What a strange year for the Tony Awards. The Best Musical nominees were an original book musical adapted from Mark Twain's The Adventures of Huckleberry Finn with bluesy/folky/country-tinted score and an out of place up with people attitude (Big River), a barely-booked spectacle with flashy costumes and elaborate dance sequences (Grind), a Jukebox musical about the life and work of songwriter Ellie Greenwich long before Jukebox musicals were accepted on Broadway (Leader of the Pack), and a tableaux about American pioneer women that didn't even stay open long enough to perform at the Tony Awards (Quilters). It wasn't a bad year for the American musical, just a really experimental year.

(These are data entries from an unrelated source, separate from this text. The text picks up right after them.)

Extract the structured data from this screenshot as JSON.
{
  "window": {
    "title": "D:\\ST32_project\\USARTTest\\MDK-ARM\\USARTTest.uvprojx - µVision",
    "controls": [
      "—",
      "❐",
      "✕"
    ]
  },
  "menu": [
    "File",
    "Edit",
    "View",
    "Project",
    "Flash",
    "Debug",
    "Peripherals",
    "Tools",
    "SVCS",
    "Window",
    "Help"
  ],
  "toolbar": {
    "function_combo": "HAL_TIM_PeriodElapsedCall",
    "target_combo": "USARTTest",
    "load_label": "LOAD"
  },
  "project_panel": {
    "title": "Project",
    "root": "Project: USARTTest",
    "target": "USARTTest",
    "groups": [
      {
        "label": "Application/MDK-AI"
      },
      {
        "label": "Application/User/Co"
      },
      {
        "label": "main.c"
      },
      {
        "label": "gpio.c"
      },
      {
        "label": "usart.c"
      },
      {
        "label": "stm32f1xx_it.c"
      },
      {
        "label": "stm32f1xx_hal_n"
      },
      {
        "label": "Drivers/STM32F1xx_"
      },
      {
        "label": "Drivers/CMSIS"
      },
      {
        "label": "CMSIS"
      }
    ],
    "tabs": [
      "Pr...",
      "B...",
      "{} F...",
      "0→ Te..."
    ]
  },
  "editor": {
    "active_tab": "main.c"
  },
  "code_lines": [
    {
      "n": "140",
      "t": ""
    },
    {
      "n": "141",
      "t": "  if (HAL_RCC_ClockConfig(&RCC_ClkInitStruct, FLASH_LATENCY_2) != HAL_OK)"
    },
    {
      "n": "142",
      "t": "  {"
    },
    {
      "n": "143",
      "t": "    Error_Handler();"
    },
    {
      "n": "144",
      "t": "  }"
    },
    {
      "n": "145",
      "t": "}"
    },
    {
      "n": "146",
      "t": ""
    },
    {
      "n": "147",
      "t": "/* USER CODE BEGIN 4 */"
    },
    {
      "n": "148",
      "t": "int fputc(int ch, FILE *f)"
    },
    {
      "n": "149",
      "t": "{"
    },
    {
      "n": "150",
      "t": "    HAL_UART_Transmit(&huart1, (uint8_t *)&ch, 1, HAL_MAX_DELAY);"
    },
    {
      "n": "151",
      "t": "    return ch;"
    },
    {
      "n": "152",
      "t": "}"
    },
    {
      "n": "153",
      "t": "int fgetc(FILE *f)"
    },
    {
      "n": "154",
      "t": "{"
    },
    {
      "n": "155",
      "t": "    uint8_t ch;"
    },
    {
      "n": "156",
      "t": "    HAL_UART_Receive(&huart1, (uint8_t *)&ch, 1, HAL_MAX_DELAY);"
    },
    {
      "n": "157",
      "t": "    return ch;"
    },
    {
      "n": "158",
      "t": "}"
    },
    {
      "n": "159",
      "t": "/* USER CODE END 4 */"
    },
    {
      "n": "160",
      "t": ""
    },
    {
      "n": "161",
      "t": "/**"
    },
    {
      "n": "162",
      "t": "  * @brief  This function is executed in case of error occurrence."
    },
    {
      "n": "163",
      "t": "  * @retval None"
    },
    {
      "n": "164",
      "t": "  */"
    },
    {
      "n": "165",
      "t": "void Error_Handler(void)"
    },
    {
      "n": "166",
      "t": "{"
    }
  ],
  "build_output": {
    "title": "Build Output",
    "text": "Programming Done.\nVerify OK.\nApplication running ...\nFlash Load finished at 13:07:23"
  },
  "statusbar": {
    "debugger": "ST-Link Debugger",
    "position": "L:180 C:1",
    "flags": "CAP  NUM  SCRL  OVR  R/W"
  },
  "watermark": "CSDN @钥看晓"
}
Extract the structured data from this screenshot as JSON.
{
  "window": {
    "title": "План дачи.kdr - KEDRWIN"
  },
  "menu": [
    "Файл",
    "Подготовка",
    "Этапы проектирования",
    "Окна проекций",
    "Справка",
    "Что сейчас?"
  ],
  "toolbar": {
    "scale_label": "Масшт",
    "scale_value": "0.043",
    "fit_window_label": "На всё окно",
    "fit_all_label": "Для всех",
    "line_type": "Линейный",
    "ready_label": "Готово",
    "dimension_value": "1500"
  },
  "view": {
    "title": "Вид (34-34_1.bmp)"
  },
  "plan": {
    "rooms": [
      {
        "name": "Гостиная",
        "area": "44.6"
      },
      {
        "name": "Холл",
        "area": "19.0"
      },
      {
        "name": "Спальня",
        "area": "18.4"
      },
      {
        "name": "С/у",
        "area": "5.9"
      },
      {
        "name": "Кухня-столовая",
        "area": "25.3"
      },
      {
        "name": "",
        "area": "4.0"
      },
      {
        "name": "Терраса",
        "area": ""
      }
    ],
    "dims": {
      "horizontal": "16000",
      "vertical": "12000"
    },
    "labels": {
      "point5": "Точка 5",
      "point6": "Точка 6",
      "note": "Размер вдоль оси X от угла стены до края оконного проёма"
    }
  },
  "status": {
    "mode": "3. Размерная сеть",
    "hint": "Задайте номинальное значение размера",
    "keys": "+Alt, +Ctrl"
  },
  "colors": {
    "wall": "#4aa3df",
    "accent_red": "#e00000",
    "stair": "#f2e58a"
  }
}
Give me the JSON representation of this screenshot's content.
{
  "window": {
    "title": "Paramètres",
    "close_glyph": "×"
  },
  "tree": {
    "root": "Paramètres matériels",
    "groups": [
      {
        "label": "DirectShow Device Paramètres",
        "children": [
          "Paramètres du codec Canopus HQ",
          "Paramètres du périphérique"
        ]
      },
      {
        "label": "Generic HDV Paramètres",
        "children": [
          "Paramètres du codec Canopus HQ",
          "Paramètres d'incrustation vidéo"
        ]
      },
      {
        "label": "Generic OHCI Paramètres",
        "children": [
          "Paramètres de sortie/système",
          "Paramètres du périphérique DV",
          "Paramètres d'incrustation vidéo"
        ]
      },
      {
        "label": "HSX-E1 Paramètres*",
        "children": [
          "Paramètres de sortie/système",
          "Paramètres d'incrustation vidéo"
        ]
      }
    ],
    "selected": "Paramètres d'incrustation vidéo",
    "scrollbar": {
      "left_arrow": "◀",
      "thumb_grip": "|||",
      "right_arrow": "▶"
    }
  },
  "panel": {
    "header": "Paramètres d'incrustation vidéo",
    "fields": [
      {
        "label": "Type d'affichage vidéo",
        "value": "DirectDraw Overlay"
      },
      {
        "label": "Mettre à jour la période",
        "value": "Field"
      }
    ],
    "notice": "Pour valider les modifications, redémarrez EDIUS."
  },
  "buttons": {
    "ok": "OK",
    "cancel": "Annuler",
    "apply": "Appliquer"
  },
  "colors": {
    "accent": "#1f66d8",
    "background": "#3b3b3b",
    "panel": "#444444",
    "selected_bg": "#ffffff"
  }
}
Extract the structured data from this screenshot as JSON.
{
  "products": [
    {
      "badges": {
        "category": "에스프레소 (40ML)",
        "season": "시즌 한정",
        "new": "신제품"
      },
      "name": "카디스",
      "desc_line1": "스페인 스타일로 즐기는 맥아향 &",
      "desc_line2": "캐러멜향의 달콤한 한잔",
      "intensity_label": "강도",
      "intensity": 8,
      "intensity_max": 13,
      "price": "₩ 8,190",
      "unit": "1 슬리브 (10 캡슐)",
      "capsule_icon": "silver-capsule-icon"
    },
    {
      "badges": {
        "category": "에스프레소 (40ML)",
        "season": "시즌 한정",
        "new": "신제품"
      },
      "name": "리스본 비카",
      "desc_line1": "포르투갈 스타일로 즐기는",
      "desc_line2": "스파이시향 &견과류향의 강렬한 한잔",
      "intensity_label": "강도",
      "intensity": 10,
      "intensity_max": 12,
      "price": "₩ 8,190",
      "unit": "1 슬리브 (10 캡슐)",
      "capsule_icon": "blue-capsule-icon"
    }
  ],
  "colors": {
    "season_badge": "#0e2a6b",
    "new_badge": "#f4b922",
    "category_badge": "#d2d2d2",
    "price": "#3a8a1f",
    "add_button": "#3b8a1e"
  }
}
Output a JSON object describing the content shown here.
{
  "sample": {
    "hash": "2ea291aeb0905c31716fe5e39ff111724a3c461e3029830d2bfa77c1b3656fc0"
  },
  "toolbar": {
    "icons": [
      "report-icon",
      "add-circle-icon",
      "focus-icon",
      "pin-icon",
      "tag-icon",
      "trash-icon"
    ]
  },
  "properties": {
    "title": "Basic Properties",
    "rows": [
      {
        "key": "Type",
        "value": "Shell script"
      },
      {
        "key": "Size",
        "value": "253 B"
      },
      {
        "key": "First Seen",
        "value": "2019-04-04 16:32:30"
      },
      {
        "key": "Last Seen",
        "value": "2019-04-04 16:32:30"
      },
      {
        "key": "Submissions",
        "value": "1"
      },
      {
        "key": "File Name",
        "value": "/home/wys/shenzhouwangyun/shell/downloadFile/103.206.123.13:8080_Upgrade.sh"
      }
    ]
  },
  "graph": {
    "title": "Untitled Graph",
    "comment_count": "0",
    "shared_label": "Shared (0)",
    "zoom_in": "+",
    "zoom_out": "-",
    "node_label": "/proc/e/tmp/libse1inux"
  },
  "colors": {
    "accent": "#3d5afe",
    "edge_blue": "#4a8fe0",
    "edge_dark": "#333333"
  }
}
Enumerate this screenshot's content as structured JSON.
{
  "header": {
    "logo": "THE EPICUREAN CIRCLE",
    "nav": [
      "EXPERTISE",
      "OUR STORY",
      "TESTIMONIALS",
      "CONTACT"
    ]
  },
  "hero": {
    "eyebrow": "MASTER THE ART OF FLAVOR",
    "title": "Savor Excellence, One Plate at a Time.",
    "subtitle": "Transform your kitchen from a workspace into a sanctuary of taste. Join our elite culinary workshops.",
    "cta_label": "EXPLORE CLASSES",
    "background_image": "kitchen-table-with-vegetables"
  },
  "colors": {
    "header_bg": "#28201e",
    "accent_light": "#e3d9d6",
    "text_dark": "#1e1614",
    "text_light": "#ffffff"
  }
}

That Tony Award ceremony is infamous for being the only year the Best Leading Actress in a Musical and Best Leading Actor in a Musical statues weren't handed out. To be fair, the only leading actress was Dinah Manoff as Ellie Greenwich in Leader of the Pack and if you judge it by the reviews, she was in no way award-worthy. Lead Actor is a bit more unusual, as two of the roles in Big River could be considered Co-Leads and a production The King and I was eligible (though the role of the King of Siam has flip-flopped between those categories in many awards ceremonies).
The season was strange, but the shows were at least inventive. Quilters, for example, has a rather lovely conceit. There are monologues, songs and scenes represented by 8 squares on a quilt for 8 different issues pioneer women dealt with, including death, birth, and marriage. It's the kind of show that should have never gone to Broadway but did because the theaters were available. Now it has a bad reputation in spite of much earlier regional success before its Broadway bow.
It's good to feel like my old self again. Thanks, 1985 Tony Award for Best Musical medley video. I wouldn't have gotten out of this "eye doctor told me to bring my glasses in for a lens change that should take an hour but then called five hours later to say they wouldn't be ready today only to call me an hour ago and say if I didn't pick them up quick I couldn't get them till Saturday" funk without you.